Presiden Jokowi Sebut Sejak 2017 Realisasi Penerbitan Sertifikat Tanah Lebihi Target
Presiden Joko Widodo (Jokowi) mengemukakan sejak tahun 2017 lalu, realisasi penerbitan sertifikat hak atas tanah yang dilakukan oleh Kementerian Agraria dan Tata Ruang/Badan Pertanahan Nasional (BPN) telah melebihi target yang telah ditetapkan.
Ini jadi sertifikat 2017 ditarget 5 juta itu terlampaui jadi 5,4 (juta). Kemudian yang 2018 kita beri target 7 juta, dan saya baru dapat laporan tadi terealisasi 9,4 juta. Nah tahun ini targetnya 9 juta, nanti realisasinya mungkin bisa 11, bisa 12 juta, kata Presiden Jokowi kepada wartawan usai menyerahkan 2.500 sertifikat hak atas tanah untuk rakyat, di Pendopo Kabupaten Blitar, Jawa Timur, Kamis (3/1) sore.
Sebelumnya saat memberikan sambutan pada acara tersebut, Presiden Jokowi mengatakan bahwa dulu dalam setahun hanya mengeluarkan 500 ribu 600 ribu sertifikat di seluruh Indonesia. Padahal di seluruh Indonesia terdapat 126 juta yang harus bersertifikat, dan sampai 2015 baru 46 juta yang bersertifikat.
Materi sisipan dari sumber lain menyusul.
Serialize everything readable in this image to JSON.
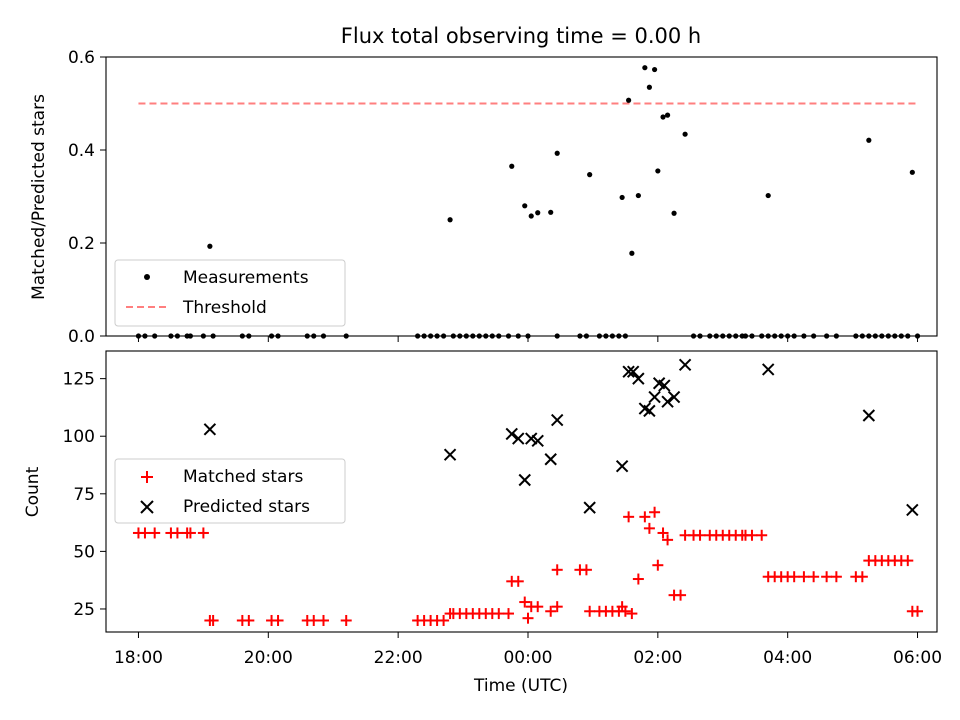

Artinya, kurang 80 juta yang belum bersertifikat.
Bayangkan 80 juta yang belum bersertifikat. Kalau setahun 500.000 artinya Bapak/Ibu menunggu 160 tahun untuk dapat sertifikat, ucap Presiden.
Kepala Negara menjelaskan mengenai perlunya sertifikat itu diberikan, karena setiap dirinya ke desa, kampung, atau daerah, baik di Jawa, Sumatera, Kalimantan, Sulawesi, Papua, Maluku, NTB, atau NTT, terdengar masalah sengketa lahan/tanah. Dengan memegang sertifikat tersebut, lanjut Kepala Negara, maka ada tanda bukti hak hukum atas tanah.
Ini adalah tanda bukti hak hukum atas tanah yang kita miliki. Kalau kita pegang ini sudah, ujar Kepala Negara seraya menambahkan, karena jelas sertifikat adalah tanda bukti hak hukum atas tanah yang dimiliki.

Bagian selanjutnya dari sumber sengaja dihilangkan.